On January 13, 1982, when I was nine years old, my parents turned on the television to watch a horror. Air Florida Flight 90 had crashed into the 14th Street Bridge near Washington, D.C., and plunged into the ice-choked Potomac River below. We were watching the frantic rescue of a handful of survivors in appalling conditions: below-freezing temperatures, a driving snowstorm, and a frozen river. I remember watching Larry Skutnik, a Congressional Budget Office employee, dive into the river to help save Priscilla Tirado, who was too weak to hold onto a life preserver dropped from a helicopter. The 737 crash killed 78 people, including four motorists on the bridge. Five people survived. What had been a routine flight between Washington National Airport and Ft. Lauderdale instead became the horror we watched at home.
There are a few watershed moments in the history of commercial aviation, accidents that lead to a fundamental change or rethinking of flight safety, training, maintenance, operations, and procedures.
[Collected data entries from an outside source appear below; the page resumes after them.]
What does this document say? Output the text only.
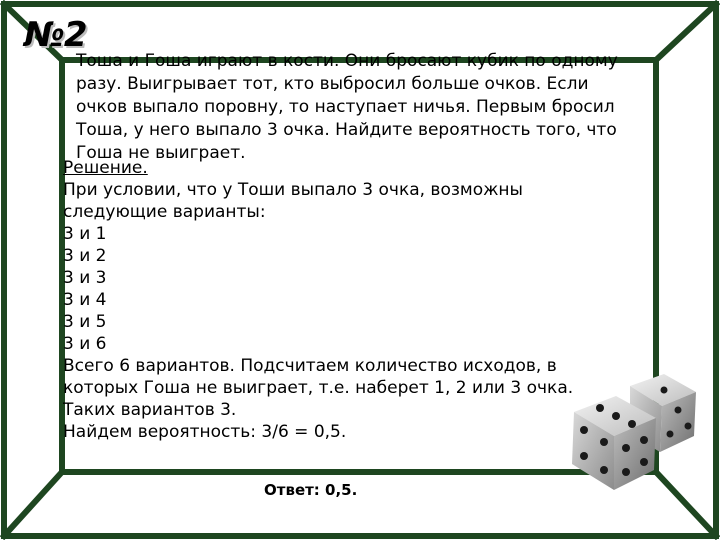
№2
Тоша и Гоша играют в кости. Они бросают кубик по одному
разу. Выигрывает тот, кто выбросил больше очков. Если
очков выпало поровну, то наступает ничья. Первым бросил
Тоша, у него выпало 3 очка. Найдите вероятность того, что
Гоша не выиграет.
Решение.
При условии, что у Тоши выпало 3 очка, возможны
следующие варианты:
3 и 1
3 и 2
3 и 3
3 и 4
3 и 5
3 и 6
Всего 6 вариантов. Подсчитаем количество исходов, в
которых Гоша не выиграет, т.е. наберет 1, 2 или 3 очка.
Таких вариантов 3.
Найдем вероятность: 3/6 = 0,5.
Ответ: 0,5.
Air Florida joined the Tenerife disaster, the Sept. 11, 2001 hijackings, the de Havilland Comet stress fatigue case, and the Tissandier high-altitude balloon flight of 1875 as object lessons for science and the industry. In the case of Air Florida, improvements in flight training, cold-weather procedures and operations, and crew resource management spread across the injury and, happily, made commercial flight safer and more reliable.
Aircraft accidents are investigated by the National Transportation Safety Board. The NTSB is not a regulatory body. It is not a criminal investigative agency. It issues no legally enforceable orders. It prosecutes no one. And yet despite that the NTSB is the leading driver of continuous improvements in aircraft safety. This is because the NTSB is a legal safe space: by statute, nothing published by the board can be used in any criminal or civil legal proceeding. This practice rewards openness and transparency in the investigation for root causes – the more “evidence” provided, the less likely something will remain for prosecution or class action – and defuses the adversarial trial process where there is just one winner and the loser goes to jail.
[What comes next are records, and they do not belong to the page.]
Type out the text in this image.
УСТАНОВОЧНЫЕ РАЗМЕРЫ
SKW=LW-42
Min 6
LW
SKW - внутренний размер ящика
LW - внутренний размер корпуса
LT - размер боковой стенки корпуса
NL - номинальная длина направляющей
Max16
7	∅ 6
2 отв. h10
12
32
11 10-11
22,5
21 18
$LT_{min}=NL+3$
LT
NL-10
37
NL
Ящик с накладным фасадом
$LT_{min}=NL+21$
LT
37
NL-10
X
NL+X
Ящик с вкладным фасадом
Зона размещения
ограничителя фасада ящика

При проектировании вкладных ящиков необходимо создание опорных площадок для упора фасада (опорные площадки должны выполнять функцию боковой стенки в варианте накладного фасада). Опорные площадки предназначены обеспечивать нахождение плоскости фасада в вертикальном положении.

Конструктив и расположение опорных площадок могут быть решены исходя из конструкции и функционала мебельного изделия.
Flight 90 was, despite its legacy, in almost every way a very typical case. The vast majority of industrial accidents and airplane crashes are the result of a cascade of failures (sometimes called “normal accidents”), usually combining equipment or sensor failures with lack of training, inexperience, or misjudgements by the crew. These are collections of smaller failures that individually would not cause or even contribute to the accident. But a sequence of these small failures almost certainly will cause an accident. In other words, these individual failures are individual risk factors that if checked one by one can dramatically reduce the probability of an accident.
The NTSB listed three “probable causes” in the Air Florida crash: crew failure to de-ice engines, crew failure to de-ice wing leading edges, and the captain’s failure to heed the first officer’s warnings during take-off. The board found several other contributing causes, including crew inexperience in freezing conditions, the control tower’s clearance for take-off despite known problems with 737s in freezing temperatures, and prolonged time between de-icing in a freezing snowstorm.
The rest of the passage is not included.